Motivation
In 2006 the total annual value of trading fake goods was $450 Billion and should approximately rise to $600 Billion in the two subsequent years. Therefore security mechanisms are necessary to ensure producers that their products are secure and would not be counterfeited.
The concept of counterfeiting includes two subtypes that are called active and passive counterfeiting.
- Active counterfeiting means tampering with hardware components (to reduce production costs or to deliberately modify the product to can supplement it with malicious code), cloning (to obtain the Intellectual Property (IP)) and reverse engineering.
- Passive counterfeiting represents the scenario of overproduction.
If companies apply outsourcing of several production steps it is possible for unauthorised producers to create copies after hours.
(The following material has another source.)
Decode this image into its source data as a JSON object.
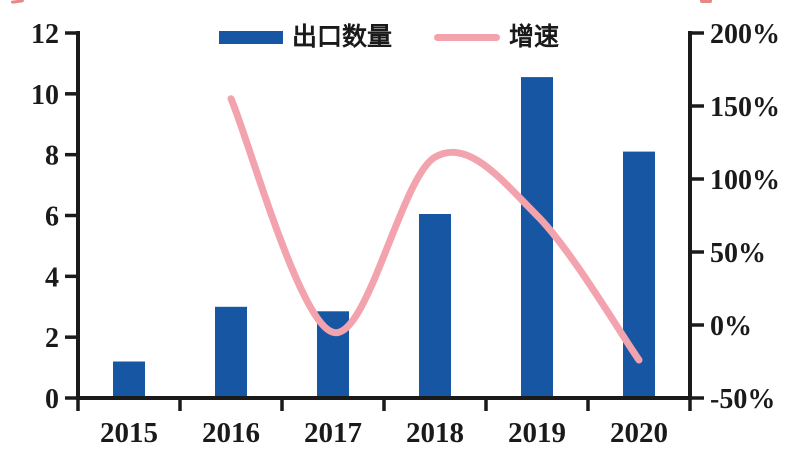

The goal of the UNIQUE project is to develop solutions to the active and passive counterfeiting problem. These solutions need to be supported by strong, novel and consistent design and evaluation methods that have to ensure the security in each level.
Main issues
There is an urgent need for developing methods that increase assurance in authenticity and correct implementation of hardware solutions because of the following trends:
- Overproduction of components and complete platforms causing revenue erosion, unauthorised access to trade secrets and brand damage.
- Omission of important components of design during outsourcing, reducing the security and reliability of a component.
- In adjacent markets, such as pharmaceuticals, substitution of the product, potentially leading to loss of life as well as economic damage.
- Insertion of malicious or unspecified functionalities in electronic components, resulting in a variety of threats, including threats to critical infrastructure, trade secrets and privacy and well being of individual consumers.
- Increasing complexity of security features in hardware components and systems, many of which can be delivered by the third parties.
All these trends require us to focus on hardware assurance and trustworthiness of hardware for these areas.